Canterbury Crown Court heard how Mrs Hartley initially said the plants, which were grown outside a cottage in Maypole Road, Hoath, would be used to make cannabis oil to treat cancer.

The couple, who have since moved, grew cannabis in an outbuilding at this cottage in Hoath
The couple, who have since moved, grew cannabis in an outbuilding at this cottage in Hoath

But the claims were later withdrawn.

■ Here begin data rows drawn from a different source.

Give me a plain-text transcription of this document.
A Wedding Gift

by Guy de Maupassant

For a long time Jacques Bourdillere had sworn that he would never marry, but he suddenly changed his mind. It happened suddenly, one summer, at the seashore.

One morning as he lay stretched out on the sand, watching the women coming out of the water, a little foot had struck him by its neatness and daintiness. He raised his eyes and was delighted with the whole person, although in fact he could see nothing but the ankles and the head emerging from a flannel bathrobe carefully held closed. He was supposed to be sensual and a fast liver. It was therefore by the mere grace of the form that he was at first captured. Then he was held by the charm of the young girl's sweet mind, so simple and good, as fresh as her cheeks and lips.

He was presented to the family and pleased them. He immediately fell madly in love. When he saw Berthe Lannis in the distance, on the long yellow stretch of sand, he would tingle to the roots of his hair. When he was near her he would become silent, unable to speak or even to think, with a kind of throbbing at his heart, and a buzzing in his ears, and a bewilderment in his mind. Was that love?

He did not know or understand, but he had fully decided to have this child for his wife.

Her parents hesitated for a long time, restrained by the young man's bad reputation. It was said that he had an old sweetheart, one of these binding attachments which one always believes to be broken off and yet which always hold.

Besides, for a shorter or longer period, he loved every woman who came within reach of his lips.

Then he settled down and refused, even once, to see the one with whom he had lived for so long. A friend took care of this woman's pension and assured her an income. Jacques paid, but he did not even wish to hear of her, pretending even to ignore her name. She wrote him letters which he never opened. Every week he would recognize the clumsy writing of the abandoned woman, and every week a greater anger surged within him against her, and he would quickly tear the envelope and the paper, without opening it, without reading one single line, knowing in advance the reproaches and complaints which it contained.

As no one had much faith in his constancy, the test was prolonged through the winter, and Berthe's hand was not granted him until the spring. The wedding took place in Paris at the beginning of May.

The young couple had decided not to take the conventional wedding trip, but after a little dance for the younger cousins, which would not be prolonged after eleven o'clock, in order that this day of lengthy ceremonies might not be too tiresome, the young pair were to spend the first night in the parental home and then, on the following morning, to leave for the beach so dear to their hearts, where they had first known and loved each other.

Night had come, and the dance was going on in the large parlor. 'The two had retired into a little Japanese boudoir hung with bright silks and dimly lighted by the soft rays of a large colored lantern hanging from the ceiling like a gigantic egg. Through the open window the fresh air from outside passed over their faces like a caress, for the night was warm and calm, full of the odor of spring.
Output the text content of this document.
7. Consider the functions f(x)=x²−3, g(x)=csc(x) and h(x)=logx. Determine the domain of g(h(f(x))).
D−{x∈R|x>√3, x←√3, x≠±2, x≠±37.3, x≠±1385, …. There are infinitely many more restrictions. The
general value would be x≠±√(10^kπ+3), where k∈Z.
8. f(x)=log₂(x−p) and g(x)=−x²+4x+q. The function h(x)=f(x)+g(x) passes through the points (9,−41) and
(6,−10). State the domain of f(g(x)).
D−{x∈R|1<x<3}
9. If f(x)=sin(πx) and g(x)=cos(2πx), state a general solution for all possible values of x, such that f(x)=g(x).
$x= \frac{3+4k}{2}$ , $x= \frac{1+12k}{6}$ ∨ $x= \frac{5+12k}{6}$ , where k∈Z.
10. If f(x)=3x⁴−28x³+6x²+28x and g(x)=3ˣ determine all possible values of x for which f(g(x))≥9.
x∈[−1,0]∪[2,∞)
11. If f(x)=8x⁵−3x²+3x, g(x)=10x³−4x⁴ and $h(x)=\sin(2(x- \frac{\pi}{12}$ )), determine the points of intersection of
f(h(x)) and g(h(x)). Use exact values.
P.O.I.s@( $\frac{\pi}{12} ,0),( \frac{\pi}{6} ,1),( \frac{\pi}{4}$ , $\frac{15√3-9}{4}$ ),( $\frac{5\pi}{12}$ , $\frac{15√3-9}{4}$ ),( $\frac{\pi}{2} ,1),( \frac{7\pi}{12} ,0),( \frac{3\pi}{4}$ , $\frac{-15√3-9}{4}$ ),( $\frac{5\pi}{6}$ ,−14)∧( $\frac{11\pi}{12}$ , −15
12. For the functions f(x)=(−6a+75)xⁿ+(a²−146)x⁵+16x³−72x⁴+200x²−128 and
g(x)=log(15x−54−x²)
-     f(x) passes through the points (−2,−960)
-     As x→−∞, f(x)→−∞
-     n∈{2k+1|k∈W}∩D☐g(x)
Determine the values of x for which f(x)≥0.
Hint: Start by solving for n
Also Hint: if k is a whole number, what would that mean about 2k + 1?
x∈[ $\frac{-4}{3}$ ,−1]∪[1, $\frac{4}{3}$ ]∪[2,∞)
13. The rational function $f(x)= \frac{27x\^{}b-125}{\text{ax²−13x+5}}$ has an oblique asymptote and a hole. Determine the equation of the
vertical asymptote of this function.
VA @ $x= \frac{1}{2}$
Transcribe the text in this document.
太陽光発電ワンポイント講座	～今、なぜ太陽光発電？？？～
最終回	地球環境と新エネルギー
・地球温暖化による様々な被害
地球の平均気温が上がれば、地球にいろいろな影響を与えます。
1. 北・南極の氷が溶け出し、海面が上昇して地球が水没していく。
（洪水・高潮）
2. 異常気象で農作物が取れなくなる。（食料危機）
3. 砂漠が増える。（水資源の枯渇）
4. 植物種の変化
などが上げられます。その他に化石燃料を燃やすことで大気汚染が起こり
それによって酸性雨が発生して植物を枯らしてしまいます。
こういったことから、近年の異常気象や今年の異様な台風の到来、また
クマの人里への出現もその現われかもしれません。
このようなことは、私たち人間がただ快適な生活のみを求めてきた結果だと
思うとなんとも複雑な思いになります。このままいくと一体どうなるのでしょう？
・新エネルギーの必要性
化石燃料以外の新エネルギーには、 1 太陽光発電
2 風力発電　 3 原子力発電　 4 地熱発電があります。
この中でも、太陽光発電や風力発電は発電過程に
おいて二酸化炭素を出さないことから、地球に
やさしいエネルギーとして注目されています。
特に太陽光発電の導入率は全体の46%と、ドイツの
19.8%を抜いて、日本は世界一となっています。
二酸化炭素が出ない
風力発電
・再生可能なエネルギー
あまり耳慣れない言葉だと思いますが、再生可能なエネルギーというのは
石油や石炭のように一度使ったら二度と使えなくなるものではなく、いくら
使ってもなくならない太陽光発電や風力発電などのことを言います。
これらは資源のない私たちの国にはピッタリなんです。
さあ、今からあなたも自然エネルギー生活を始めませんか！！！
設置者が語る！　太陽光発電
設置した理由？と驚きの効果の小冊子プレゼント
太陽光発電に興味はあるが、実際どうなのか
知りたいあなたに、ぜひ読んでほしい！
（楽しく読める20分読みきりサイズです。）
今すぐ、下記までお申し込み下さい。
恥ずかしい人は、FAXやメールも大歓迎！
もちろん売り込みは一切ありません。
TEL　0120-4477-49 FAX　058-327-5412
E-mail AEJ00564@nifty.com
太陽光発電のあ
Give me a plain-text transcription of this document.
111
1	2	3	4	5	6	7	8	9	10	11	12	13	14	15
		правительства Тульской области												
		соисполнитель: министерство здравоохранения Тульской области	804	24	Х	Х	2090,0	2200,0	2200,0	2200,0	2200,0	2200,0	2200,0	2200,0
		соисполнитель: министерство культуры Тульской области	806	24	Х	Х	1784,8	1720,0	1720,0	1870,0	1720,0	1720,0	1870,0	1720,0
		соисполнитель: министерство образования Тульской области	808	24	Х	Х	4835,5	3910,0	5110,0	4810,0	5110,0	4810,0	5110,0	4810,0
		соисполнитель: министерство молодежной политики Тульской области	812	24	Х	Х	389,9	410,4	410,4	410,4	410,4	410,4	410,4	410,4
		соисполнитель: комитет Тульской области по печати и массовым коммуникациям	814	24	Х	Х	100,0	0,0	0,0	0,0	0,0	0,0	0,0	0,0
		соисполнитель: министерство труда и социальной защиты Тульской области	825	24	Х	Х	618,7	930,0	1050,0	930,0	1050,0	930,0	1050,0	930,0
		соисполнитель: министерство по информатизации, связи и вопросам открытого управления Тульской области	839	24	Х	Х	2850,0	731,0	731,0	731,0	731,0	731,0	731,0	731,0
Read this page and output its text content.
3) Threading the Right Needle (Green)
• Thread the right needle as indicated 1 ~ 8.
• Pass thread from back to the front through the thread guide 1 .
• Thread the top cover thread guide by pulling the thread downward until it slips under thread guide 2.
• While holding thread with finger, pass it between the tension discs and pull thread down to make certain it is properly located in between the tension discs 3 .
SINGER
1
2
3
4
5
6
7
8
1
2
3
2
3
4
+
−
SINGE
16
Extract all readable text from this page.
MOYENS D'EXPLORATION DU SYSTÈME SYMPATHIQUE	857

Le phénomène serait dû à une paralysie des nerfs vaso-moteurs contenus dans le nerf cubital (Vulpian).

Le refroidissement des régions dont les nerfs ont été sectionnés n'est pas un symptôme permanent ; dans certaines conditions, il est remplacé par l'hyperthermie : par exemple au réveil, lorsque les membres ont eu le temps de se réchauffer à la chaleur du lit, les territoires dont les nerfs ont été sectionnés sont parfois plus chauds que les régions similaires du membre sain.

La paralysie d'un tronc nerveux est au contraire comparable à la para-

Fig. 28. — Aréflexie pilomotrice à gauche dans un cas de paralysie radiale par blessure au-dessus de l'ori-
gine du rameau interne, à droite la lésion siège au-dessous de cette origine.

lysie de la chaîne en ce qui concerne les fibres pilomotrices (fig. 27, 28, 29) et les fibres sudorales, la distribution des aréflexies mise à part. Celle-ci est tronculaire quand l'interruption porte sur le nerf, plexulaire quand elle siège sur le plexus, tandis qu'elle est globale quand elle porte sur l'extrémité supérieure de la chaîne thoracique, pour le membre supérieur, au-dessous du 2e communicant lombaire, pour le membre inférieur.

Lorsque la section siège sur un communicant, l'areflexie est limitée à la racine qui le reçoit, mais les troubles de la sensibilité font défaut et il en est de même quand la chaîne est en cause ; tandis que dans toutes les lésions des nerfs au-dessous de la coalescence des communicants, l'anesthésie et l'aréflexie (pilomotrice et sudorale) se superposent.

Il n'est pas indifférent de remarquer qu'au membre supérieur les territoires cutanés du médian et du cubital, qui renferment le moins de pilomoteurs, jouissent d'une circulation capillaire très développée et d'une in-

The judge told them he didn’t believe they had told the truth about their involvement in the factory.

But Recorder Jonathan Davies took pity on the couple, telling them that if he sent them straight to jail, the lives of the children, aged 13 and 16, would be left in turmoil.

Neil, 45, and Yvette, 48, now of Cambridge Road, Canterbury, had both pleaded guilty to producing the Class B drug in August last year.

Phil Rowley, for Mr Hartley, said at an earlier hearing that the couple were not involved in the supply of cannabis - just the production.

“One of the reasons or motivations for the production of this drug was related to Mrs Hartley’s healthcare.

“It is conceded by Mr Hartley that his involvement was greater than his wife’s.”

But the recorder told them: “This was a well established operation, a cannabis factory.

"You risked their futures by your conduct because you must have known the consequences of what you were doing" - Recorder Jonathan Davies

"You were involved in the cultivation part of a much larger operation.

“And I am not sure if either of you has ever told the truth about this operation, which would have involved daily attention and was done for financial reasons.

“I suspect the cannabis oil was just a smokescreen to cover up the nature of it.”

The two were each given a 22-month jail sentence, suspended for two years, and ordered to carry out 150 hours of unpaid work.

Both were also told they had to remain at their home under a 12-week night-time curfew order.

The judge added that in not sending them to prison, he might be seen by some as “soft and weak”, but said the children were at a “crucial part of their lives”.

He added: “You risked their futures by your conduct because you must have known the consequences of what you were doing.”